Затем Глушко еще чуток напрягся… Навесные ускорители «научились» разворачивать крылья и садиться по-самолетному, а вторая ступень сделалась пилотируемой. И получился…
– «Ураган»! – воскликнул Павел. – Хороша птичка?
– Хороша!
Две пары разгонных модулей обнимали «Ураган», как коротышки – баскетболистку. Между их круглобоких тушек высовывались лишь концы крыльев орбитера, да перо киля.
Космодромная команда не дала нам полюбоваться рукотворной громадой – суровые дяди в комбезах погнали командира корабля и пассажира к лифту. Вы на часы, дескать, смотрели? В космос уходят без опоздания!
Тесноватая лифтовая кабинка поползла вверх, и Почтарь, выглядывая в окошко, быстро договорил:
– Первая модель! Вторая только строится. Обещают сдать «Тайфун» будущей весной… Прошу!
С верхней площадки открывались знойные пейзажи – волнистая рябь красных песков вдали, а под ногами – четкие серые плоскости, залитые бетоном. Неподалеку высилась мачта, увешанная несчетными рядами прожекторов, а еще выше задирались иглы молниеотводов, плетенные из металла.
– Объявляется готовность тридцать минут! – разнесли динамики весть с жестяным призвуком.
Мы с Пахой по очереди сунулись в люк, и по лесенке поднялись в пилотскую кабину. Бортинженер Римантас Станкявичюс, не оборачиваясь от пультов, махнул нам рукой.
В ложементы приходилось укладываться – с непривычки я справился последним. А вот переживать перед стартом как-то не довелось, уж слишком всё было интересно и ново для меня.
– Пуск!
– Есть – пуск.
– Зажигание!
– Есть – зажигание.
Земля и борт обменивались скороговорками, в суть которых я не вникал, полностью отдавшись ощущениям. И вот откуда-то снизу нахлынула дрожь и приглушенный гром.
– Предварительная… – диктовал дежурный офицер, перебирая величины растущей тяги. – Промежуточная… Главная… Подъем!

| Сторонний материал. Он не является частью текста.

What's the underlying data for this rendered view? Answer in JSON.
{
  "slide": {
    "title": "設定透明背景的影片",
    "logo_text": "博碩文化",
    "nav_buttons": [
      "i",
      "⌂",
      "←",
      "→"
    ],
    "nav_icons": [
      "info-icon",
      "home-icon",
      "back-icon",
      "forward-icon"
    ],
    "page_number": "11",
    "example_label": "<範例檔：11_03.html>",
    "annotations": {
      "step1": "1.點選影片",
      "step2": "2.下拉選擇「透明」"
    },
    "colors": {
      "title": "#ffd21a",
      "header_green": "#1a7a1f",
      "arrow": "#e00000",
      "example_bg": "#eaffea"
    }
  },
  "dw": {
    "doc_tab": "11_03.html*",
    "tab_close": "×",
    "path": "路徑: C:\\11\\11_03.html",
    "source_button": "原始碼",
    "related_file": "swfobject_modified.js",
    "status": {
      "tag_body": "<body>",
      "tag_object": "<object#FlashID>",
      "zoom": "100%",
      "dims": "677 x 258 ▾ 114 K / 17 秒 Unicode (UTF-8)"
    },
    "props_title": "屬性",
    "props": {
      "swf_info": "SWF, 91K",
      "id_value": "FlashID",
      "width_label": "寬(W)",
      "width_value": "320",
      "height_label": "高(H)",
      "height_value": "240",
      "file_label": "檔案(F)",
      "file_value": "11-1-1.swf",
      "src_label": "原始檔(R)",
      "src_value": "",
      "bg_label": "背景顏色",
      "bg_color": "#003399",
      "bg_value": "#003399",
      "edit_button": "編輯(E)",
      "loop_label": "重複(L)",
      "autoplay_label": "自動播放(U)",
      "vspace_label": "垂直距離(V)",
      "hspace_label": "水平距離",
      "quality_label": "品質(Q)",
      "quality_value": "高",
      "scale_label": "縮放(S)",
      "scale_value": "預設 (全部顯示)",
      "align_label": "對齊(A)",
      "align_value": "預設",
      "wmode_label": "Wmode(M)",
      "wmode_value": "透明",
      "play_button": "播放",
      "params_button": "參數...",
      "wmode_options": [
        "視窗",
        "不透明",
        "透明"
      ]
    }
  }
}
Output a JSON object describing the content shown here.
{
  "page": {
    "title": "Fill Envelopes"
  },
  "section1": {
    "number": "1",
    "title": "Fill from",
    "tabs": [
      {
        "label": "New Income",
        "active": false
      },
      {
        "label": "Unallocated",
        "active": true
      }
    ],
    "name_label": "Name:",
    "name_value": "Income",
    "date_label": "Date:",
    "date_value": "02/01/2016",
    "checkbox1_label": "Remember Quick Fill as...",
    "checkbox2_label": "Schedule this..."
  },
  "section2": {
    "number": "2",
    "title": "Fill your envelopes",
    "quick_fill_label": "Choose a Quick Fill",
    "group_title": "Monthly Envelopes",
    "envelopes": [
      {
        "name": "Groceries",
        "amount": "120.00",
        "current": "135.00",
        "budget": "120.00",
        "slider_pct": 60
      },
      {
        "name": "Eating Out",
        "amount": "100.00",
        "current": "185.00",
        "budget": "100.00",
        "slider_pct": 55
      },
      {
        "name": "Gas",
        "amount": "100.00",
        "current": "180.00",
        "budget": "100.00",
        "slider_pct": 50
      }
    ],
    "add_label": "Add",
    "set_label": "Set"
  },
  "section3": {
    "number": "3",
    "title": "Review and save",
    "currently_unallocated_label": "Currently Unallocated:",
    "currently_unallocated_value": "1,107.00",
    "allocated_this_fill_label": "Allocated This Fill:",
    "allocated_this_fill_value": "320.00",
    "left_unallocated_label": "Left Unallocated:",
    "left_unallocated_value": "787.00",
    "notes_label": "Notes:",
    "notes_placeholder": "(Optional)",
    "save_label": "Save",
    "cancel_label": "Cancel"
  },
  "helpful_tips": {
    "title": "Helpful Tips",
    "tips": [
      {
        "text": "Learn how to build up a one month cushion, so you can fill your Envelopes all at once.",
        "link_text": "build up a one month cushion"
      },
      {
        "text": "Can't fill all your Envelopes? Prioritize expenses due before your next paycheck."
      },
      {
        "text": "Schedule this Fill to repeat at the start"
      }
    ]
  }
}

– Есть – подъем! – вытолкнул Пашка, и всё сдвинулось в мире.
Я почти чувствовал, как «Ураган» завис – и медленно, перебарывая гравитацию, потянул вверх. Навалилась перегрузка, стало трудно дышать, но я блаженно улыбался – всё было «по правде».
– Десять секунд – полет нормальный.
– Двигатели первой ступени работают устойчиво.
– Двадцать секунд – полет нормальный.
– Параметры систем управления в норме. Стабилизация изделия – устойчивая.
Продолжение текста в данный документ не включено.